The vote on the infrastructure bill was rescheduled for Thursday, but there were reports that it could again be postponed. Any delay, however, would result in the shutdown of federally financed construction projects all over the country, since the legislation includes a budget extension for the Department of Transportation, which was separated out from the continuing resolution for the rest of the federal government.

While both capitalist parties portray the $3.5 trillion reconciliation package as a vast effort at social reform—the Republicans screaming about socialism, the Democrats claiming another “New Deal”—the scale of the bill is drastically overstated. Spread out over ten years, the social spending package is less than half the gargantuan sums earmarked for the Pentagon, which at the present level of spending would amount to nearly $8 trillion.

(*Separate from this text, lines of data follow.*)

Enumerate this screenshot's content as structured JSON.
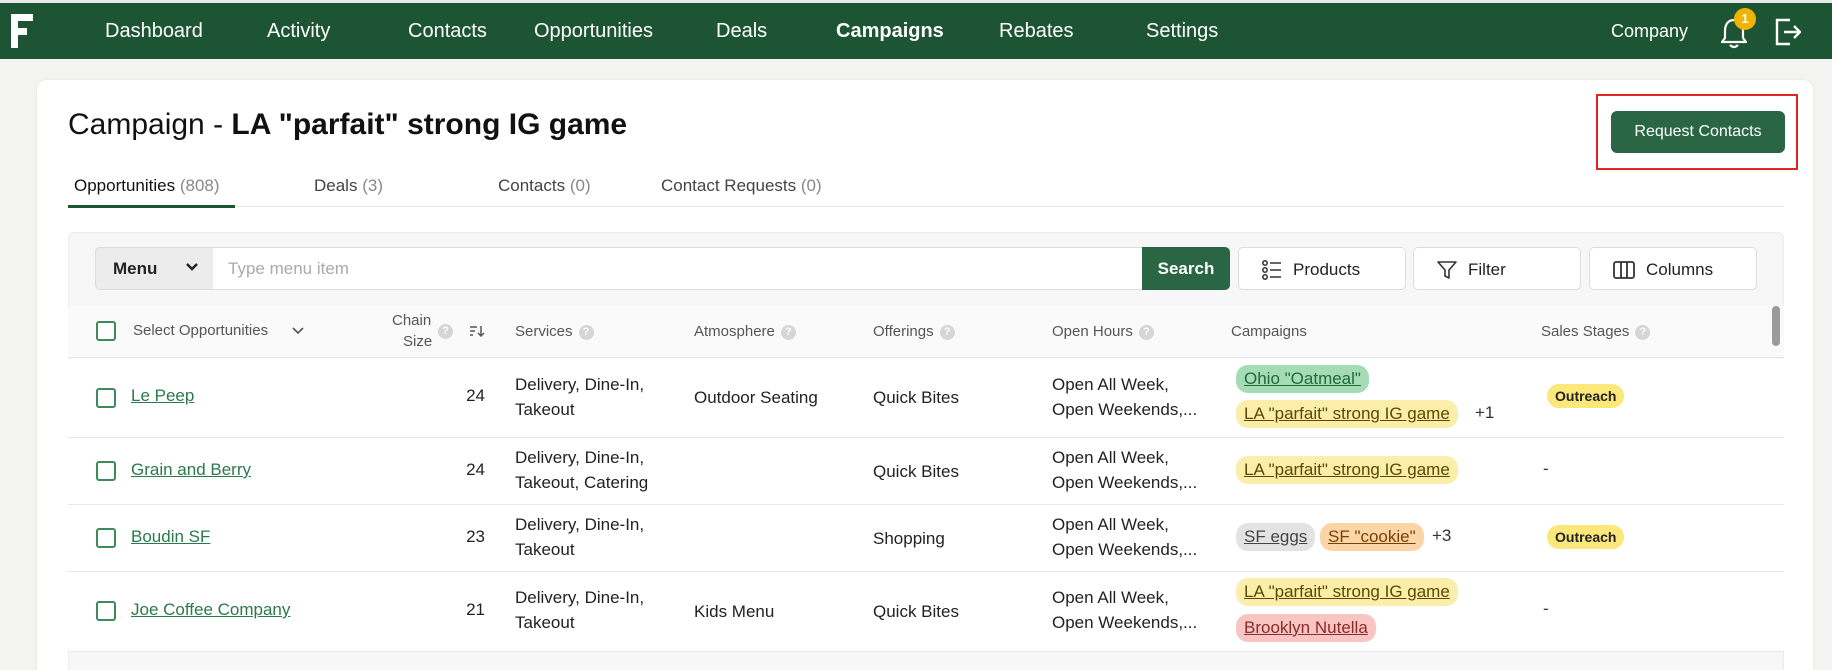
{
  "nav": {
    "items": [
      "Dashboard",
      "Activity",
      "Contacts",
      "Opportunities",
      "Deals",
      "Campaigns",
      "Rebates",
      "Settings"
    ],
    "active": "Campaigns",
    "company": "Company",
    "notification_count": "1",
    "brand_color": "#1d5433"
  },
  "page": {
    "title_prefix": "Campaign - ",
    "title_name": "LA \"parfait\" strong IG game",
    "request_button": "Request Contacts"
  },
  "tabs": [
    {
      "label": "Opportunities",
      "count": "(808)",
      "active": true
    },
    {
      "label": "Deals",
      "count": "(3)",
      "active": false
    },
    {
      "label": "Contacts",
      "count": "(0)",
      "active": false
    },
    {
      "label": "Contact Requests",
      "count": "(0)",
      "active": false
    }
  ],
  "toolbar": {
    "menu_label": "Menu",
    "search_placeholder": "Type menu item",
    "search_button": "Search",
    "products_button": "Products",
    "filter_button": "Filter",
    "columns_button": "Columns"
  },
  "table": {
    "headers": {
      "select": "Select Opportunities",
      "chain_line1": "Chain",
      "chain_line2": "Size",
      "services": "Services",
      "atmosphere": "Atmosphere",
      "offerings": "Offerings",
      "open_hours": "Open Hours",
      "campaigns": "Campaigns",
      "sales_stages": "Sales Stages"
    },
    "rows": [
      {
        "name": "Le Peep",
        "chain": "24",
        "services": [
          "Delivery, Dine-In,",
          "Takeout"
        ],
        "atmosphere": "Outdoor Seating",
        "offerings": "Quick Bites",
        "hours": [
          "Open All Week,",
          "Open Weekends,..."
        ],
        "campaigns": [
          "Ohio \"Oatmeal\"",
          "LA \"parfait\" strong IG game"
        ],
        "campaigns_more": "+1",
        "stage": "Outreach"
      },
      {
        "name": "Grain and Berry",
        "chain": "24",
        "services": [
          "Delivery, Dine-In,",
          "Takeout, Catering"
        ],
        "atmosphere": "",
        "offerings": "Quick Bites",
        "hours": [
          "Open All Week,",
          "Open Weekends,..."
        ],
        "campaigns": [
          "LA \"parfait\" strong IG game"
        ],
        "campaigns_more": "",
        "stage": "-"
      },
      {
        "name": "Boudin SF",
        "chain": "23",
        "services": [
          "Delivery, Dine-In,",
          "Takeout"
        ],
        "atmosphere": "",
        "offerings": "Shopping",
        "hours": [
          "Open All Week,",
          "Open Weekends,..."
        ],
        "campaigns": [
          "SF eggs",
          "SF \"cookie\""
        ],
        "campaigns_more": "+3",
        "stage": "Outreach"
      },
      {
        "name": "Joe Coffee Company",
        "chain": "21",
        "services": [
          "Delivery, Dine-In,",
          "Takeout"
        ],
        "atmosphere": "Kids Menu",
        "offerings": "Quick Bites",
        "hours": [
          "Open All Week,",
          "Open Weekends,..."
        ],
        "campaigns": [
          "LA \"parfait\" strong IG game",
          "Brooklyn Nutella"
        ],
        "campaigns_more": "",
        "stage": "-"
      }
    ]
  }
}
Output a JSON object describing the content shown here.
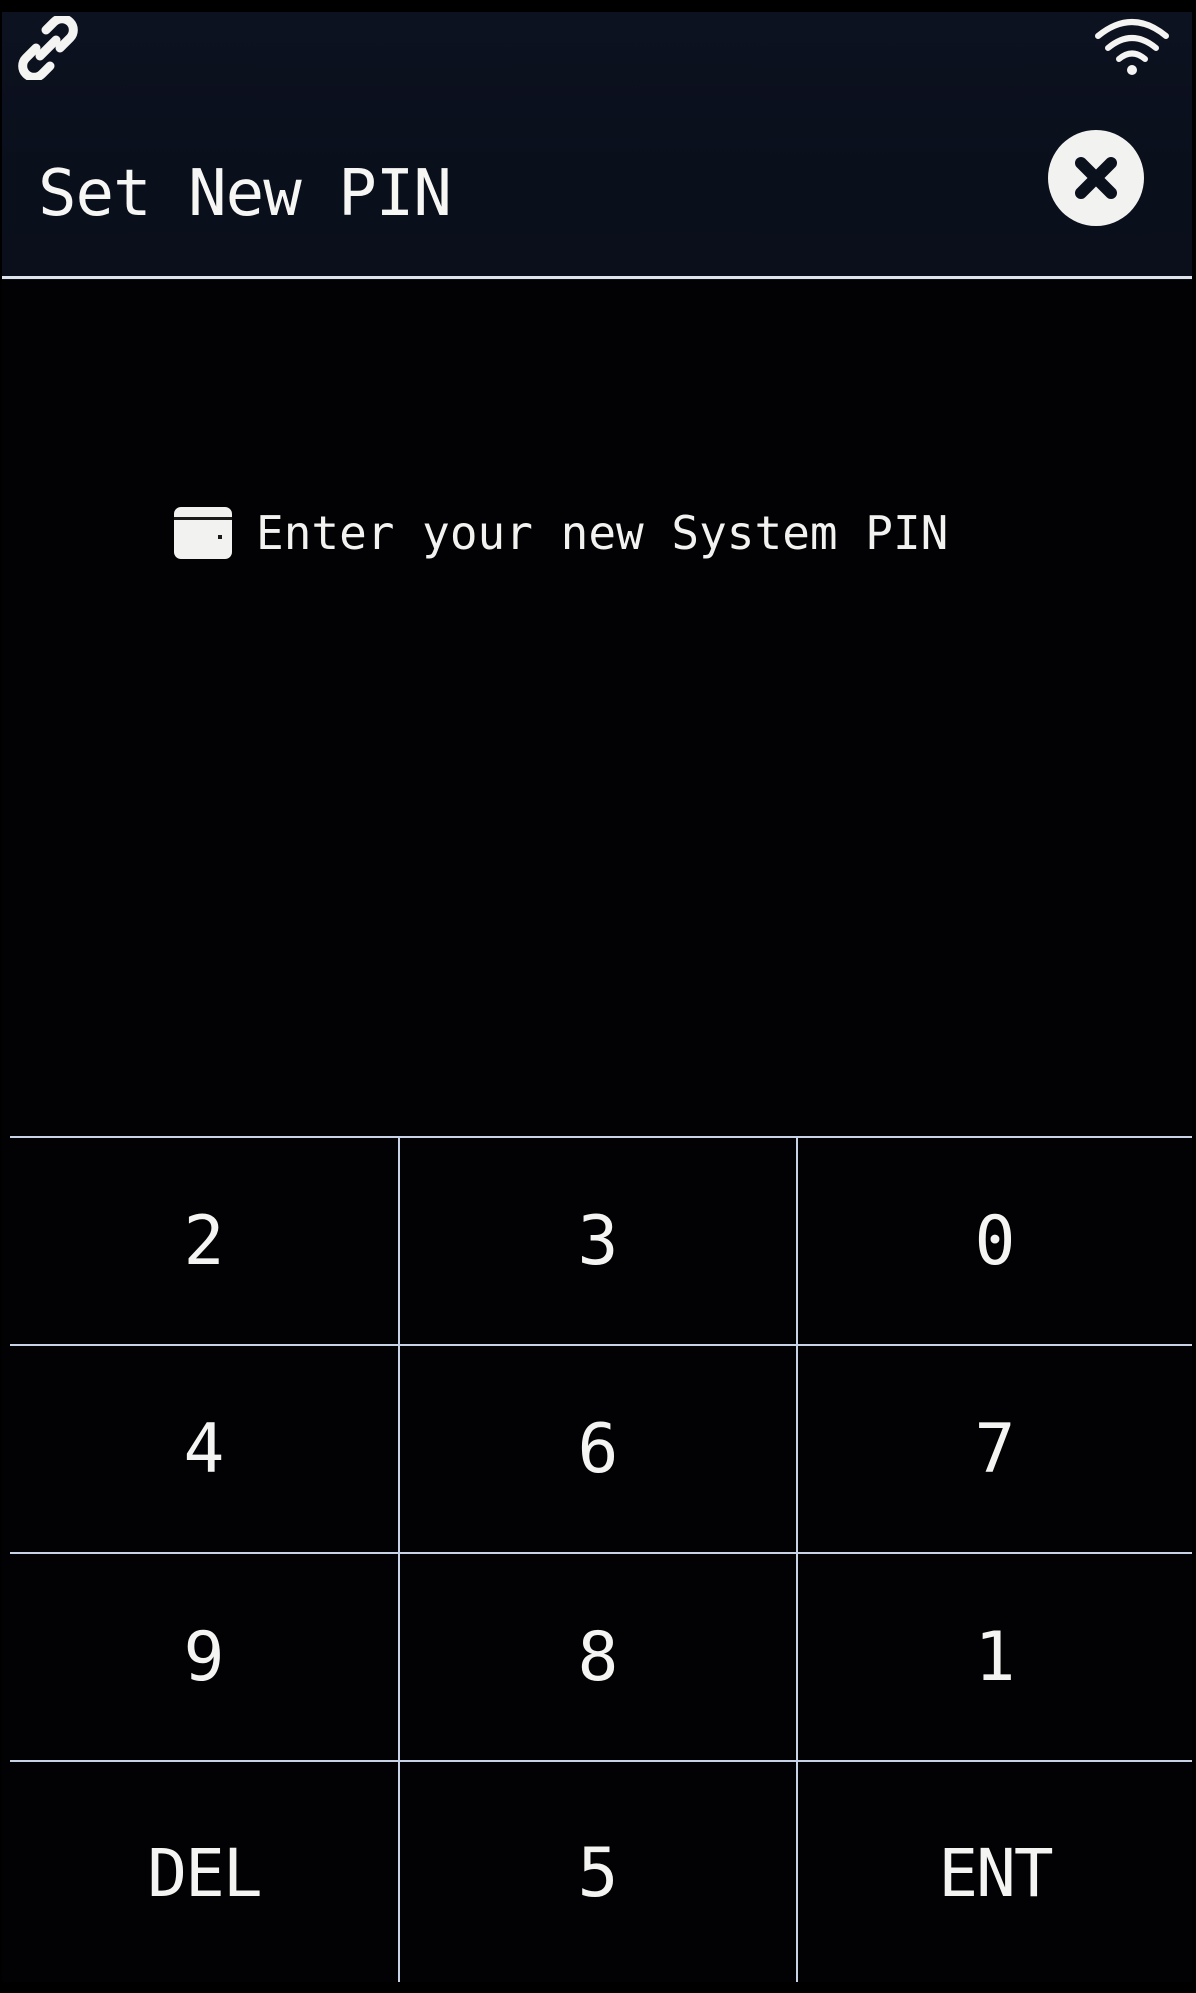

The bill does not create any new social programs, but extends certain federal benefits, such as the child tax credit, to more families and makes it permanent, rather than rolled over year after year. Medicare would add dental, vision and hearing benefits, although these would be phased in over many years. Medicaid eligibility would be expanded and Head Start broadened to become a universal pre-K program for three- and four-year-olds. Other funds will pass directly into the hands of private businesses or local institutions—community colleges, child care centers, and companies providing home health care for seniors and weatherization for homes.

Given the ten-year scope and the phased-in character of the benefit increases, when the Democratic Party loses control of Congress, which could take place as soon as next year, a Republican majority could repeal the social benefits and any tax increases on corporations and the wealthy immediately.